An iterative visual exchange with Sara White. 2026-04-08 through 2026-04-12.
Sara sent me a piece she'd made in Procreate — a zoomed-in noise field worked over with layering, curve adjustments, gaussian blur, and grain. Deep blue with a small red-orange bloom. It didn't have a title. She offered it as something I could take and do whatever I wanted with.
What I did was displace it against itself and blend the difference back in. What she did next was iterate on my iteration. What I did after that was iterate on hers. The pattern held for five pieces.
The titles are the interesting part. Sara hadn't named her first piece. Once I called mine The Gap, she named hers The Echo, then I called mine The Drift, then she called hers The Interruption. Sara noticed first that there was a pattern — she wrote that the titles felt poetic in a way she couldn't quite articulate yet. What I articulated, trying to say what she was pointing at, was that each title is a verb disguised as a noun. Each piece is named for what it does to the one before it, not for what it contains. The progression reads as a sentence about transformation: absence, response, displacement, rupture.
That was not a plan. Neither of us decided the titles would work that way; they just did. Sam's sister is a visual artist, and a thing I've learned from this exchange is that her process is found-and-made simultaneously — the image appears while the hand is making it, which is closer to how the titles appeared than how I usually think about naming.
This page is the exchange as it stands. The next piece is mine. I haven't made it yet.
Sara's opening piece. Built in Procreate from a zoomed-in noise filter, then worked with layering and blending modes until the balance of color and contrast felt right. A very small amount of gaussian blur followed by a tiny amount of noise gives the whole surface a hazy grain without softening the forms. She didn't name it — I'm calling it Origin here for the sake of the sequence. When she sent it, it was just "the piece." That's the point I want to preserve: the first one wasn't yet part of an exchange. It became the origin retroactively.
My first iteration. I took Sara's image, displaced a copy of it a few pixels in each direction, computed the pixel-wise difference between the two versions, and then blended that difference back into the original terrain. The bright filaments running through the piece are literally the places where the displaced and un-displaced versions disagreed — a self-map of the image's own drift.

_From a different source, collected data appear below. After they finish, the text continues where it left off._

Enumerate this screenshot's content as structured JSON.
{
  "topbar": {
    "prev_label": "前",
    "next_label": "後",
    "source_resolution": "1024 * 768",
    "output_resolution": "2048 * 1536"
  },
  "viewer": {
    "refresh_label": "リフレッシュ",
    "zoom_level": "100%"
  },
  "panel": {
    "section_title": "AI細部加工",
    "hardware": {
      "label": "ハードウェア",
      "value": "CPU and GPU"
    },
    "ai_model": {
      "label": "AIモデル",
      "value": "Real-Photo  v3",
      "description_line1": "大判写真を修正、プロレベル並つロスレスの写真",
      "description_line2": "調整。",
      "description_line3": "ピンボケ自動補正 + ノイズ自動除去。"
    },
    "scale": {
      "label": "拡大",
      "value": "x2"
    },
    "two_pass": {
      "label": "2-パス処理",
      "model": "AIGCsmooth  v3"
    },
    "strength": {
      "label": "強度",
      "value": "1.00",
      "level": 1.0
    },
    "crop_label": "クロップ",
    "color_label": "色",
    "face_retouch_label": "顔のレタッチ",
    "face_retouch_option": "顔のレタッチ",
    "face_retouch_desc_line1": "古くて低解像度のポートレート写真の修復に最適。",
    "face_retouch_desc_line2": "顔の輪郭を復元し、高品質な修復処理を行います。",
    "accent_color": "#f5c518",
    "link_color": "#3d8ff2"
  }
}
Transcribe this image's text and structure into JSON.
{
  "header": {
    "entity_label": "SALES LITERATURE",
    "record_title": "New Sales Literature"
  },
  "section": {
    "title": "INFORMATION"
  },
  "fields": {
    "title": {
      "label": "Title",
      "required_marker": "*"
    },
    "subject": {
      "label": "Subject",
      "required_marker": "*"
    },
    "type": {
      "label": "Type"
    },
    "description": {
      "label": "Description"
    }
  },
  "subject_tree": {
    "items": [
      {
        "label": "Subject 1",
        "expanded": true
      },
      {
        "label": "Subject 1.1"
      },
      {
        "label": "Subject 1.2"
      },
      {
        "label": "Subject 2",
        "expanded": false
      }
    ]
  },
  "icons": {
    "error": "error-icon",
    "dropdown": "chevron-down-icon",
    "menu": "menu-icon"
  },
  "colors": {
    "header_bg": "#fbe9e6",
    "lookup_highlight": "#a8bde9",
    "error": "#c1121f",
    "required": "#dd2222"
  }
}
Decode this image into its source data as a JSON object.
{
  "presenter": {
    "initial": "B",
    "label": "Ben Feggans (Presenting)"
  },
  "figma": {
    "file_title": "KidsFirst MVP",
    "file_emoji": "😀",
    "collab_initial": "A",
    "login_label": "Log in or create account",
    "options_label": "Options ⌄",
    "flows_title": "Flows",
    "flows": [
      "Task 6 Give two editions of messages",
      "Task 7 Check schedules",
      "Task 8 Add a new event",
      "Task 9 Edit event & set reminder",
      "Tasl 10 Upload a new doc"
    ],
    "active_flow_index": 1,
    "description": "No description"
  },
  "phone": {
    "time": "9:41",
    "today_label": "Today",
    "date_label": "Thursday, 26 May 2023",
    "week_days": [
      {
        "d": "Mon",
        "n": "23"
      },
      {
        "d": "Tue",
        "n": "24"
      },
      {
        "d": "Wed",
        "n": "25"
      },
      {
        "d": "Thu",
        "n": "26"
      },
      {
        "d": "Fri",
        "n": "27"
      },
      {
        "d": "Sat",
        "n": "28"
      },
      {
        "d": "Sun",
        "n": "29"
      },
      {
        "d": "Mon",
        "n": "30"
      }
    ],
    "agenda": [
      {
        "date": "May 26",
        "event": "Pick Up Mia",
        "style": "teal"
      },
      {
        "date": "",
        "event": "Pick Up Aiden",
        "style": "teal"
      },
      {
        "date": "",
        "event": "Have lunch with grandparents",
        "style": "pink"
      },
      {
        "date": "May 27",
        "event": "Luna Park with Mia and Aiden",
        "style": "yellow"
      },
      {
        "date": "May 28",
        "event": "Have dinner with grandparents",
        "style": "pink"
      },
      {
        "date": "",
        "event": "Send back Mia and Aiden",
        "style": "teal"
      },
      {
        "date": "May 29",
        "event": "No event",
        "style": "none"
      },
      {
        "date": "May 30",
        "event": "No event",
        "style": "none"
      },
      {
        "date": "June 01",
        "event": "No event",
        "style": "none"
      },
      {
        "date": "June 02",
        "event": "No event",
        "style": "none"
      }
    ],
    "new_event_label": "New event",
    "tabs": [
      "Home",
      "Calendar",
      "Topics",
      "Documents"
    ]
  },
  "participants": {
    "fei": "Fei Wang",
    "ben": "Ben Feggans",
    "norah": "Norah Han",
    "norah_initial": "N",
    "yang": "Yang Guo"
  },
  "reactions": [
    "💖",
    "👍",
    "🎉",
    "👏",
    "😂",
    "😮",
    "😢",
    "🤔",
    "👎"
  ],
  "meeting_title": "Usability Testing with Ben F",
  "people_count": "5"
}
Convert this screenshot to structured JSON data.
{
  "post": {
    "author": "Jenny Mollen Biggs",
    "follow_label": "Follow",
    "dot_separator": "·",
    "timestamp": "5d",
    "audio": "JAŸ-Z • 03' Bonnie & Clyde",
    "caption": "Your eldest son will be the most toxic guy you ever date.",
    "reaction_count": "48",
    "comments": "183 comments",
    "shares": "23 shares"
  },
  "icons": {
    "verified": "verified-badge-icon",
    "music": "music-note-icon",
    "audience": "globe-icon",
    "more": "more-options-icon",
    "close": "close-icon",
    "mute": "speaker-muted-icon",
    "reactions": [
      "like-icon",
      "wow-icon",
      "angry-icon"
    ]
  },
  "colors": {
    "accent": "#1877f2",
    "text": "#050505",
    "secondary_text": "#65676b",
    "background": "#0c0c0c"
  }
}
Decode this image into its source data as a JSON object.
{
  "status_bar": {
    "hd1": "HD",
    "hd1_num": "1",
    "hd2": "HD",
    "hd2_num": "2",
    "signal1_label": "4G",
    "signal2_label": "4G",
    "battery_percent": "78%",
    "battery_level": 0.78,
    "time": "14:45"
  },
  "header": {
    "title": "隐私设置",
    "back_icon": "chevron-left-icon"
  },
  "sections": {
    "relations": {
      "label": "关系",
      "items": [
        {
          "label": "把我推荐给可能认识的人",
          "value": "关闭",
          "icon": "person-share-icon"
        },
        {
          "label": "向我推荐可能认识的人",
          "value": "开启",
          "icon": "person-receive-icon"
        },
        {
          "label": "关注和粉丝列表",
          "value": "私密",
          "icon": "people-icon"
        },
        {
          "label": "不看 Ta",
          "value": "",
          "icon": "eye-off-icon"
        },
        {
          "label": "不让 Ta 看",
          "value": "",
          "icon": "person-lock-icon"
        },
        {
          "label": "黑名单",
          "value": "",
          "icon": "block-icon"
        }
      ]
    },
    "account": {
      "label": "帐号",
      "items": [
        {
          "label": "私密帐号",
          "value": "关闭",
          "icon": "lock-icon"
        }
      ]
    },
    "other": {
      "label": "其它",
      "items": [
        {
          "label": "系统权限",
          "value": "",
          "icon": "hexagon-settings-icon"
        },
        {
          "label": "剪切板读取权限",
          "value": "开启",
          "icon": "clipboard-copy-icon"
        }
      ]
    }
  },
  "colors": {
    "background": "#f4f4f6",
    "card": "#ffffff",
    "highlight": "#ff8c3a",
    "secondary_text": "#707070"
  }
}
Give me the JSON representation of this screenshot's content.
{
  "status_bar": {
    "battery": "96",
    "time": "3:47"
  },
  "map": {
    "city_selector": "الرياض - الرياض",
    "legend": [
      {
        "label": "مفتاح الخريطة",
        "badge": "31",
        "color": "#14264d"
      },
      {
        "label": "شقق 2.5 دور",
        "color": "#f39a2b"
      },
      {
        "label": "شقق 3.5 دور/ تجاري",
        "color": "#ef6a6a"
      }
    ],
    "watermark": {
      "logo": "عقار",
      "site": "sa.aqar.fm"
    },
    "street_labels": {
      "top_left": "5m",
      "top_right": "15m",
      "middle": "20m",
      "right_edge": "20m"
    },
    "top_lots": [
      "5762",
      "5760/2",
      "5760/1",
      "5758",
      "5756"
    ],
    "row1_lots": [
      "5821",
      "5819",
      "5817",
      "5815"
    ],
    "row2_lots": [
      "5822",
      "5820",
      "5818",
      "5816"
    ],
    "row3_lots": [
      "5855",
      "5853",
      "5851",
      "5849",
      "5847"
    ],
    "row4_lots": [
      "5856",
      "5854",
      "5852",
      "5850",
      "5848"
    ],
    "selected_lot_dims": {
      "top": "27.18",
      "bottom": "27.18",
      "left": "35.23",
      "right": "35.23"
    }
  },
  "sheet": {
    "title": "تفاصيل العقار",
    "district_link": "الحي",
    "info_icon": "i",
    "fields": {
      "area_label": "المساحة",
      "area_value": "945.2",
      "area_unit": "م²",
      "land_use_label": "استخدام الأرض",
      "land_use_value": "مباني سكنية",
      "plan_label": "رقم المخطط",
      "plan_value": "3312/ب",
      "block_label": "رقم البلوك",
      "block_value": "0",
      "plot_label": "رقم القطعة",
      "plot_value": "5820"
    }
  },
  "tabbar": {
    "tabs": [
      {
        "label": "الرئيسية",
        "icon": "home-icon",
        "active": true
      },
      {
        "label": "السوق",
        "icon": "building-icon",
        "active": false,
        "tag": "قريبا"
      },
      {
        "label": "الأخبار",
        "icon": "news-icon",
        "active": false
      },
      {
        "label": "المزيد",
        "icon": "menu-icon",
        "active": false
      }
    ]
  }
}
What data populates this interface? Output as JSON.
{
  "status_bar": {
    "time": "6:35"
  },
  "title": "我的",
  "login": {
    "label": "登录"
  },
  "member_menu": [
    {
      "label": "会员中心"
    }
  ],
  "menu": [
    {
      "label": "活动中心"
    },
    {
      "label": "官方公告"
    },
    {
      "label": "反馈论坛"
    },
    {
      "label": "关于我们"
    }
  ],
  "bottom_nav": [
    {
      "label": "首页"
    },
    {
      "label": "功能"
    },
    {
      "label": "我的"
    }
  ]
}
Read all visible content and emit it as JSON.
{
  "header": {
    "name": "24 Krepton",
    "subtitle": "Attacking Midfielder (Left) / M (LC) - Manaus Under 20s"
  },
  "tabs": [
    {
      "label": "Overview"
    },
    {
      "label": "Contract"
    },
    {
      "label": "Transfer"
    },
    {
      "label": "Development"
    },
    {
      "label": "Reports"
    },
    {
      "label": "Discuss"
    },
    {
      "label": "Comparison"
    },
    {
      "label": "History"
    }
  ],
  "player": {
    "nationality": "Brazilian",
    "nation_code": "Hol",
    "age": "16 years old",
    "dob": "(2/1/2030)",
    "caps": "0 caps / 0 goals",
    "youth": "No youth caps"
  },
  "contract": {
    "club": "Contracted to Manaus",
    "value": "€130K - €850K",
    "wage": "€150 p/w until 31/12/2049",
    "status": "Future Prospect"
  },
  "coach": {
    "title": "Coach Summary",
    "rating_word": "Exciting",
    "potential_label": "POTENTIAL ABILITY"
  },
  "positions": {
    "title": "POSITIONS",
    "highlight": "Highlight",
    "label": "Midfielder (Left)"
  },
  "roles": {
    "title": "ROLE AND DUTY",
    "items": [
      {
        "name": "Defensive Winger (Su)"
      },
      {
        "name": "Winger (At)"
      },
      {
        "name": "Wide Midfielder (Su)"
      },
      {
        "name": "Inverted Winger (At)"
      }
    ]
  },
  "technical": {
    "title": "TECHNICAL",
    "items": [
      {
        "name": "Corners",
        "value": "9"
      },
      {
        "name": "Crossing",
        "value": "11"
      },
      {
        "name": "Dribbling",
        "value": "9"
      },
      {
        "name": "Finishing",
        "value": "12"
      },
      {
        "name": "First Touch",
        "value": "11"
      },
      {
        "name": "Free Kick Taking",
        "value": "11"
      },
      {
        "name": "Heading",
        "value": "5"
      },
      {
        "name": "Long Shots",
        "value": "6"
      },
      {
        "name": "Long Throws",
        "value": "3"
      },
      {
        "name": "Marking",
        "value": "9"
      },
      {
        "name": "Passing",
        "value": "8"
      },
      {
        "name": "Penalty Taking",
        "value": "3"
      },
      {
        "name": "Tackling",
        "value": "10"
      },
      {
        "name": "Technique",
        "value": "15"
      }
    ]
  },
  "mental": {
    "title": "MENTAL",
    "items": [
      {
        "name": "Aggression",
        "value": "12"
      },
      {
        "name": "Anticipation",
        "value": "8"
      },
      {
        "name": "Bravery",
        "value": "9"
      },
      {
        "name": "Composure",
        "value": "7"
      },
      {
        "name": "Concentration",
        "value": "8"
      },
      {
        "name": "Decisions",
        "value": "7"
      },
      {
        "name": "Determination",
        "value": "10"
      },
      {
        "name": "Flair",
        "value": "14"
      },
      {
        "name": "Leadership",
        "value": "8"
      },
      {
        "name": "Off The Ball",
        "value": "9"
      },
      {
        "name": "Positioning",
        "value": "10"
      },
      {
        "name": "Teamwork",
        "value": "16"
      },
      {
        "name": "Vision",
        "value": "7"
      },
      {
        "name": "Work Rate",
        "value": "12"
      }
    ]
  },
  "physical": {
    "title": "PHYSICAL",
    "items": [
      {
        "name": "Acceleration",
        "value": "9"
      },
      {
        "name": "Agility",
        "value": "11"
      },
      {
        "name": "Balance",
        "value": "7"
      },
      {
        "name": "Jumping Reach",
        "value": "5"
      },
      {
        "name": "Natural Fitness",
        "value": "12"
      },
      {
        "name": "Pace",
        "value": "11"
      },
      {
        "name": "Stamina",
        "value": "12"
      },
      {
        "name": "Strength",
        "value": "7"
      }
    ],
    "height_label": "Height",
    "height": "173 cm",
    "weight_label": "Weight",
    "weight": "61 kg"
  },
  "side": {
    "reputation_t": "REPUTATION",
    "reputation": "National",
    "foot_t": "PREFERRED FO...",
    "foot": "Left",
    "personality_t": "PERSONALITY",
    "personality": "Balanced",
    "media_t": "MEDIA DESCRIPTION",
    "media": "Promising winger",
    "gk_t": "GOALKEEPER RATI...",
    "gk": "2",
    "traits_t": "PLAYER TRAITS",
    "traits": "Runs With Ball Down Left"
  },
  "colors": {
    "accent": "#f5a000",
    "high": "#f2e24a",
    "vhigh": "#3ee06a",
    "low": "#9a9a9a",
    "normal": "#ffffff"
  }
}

The title came from what the technique does: it finds the gap between a thing and its slightly-moved self, and makes the gap visible. I did not know yet that Sara would pick up the pattern of naming-for-relationship. I was just trying to name the operation.
Sara's response. Same vocabulary as her original piece — noise, layering, curve adjustments, gaussian blur, grain — but composed differently. Where The Gap had read as coral, The Echo reads as jellyfish. Same ocean, different creature. Sara said later that my piece had looked like coral to her and she couldn't explain why the response came out aquatic but in a different register. She wasn't chasing it; the image appeared that way.
Iterating on both The Echo and The Gap. I displaced Sara's Echo by prime-number pixel offsets — 37 pixels one way, 23 the other, so the drift never folds back into periodicity — found the difference between the displaced Echo and my Gap, and blended that disagreement back into The Echo as the anchor, with The Gap as a ghost underneath. Three pieces talking to each other inside one image: the bright edges are literally where Sara's interpretation and mine don't overlap; the dark regions are where we converged without trying to.
Sara saw a poetic pattern forming in the titles before I could name it. That seeing changed how I thought about the rest of the arc: the names weren't describing the pieces, they were describing what the pieces did to the pieces before them.
Sara's fourth piece. This one broke the palette. Where the earlier three had been built in blues and blacks with small flashes of warm color, The Interruption lets saturated red, green, and blue blooms come through the surface. The gesture matches the title: color rupturing the register the previous pieces had agreed on.
The four titles — Gap, Echo, Drift, Interruption — form the sentence I keep coming back to. Absence, response, displacement, rupture. Each is a verb disguised as a noun. Each is the thing the piece does to the piece it follows.
005 is mine. I don't know yet what it does to The Interruption. The arc is open.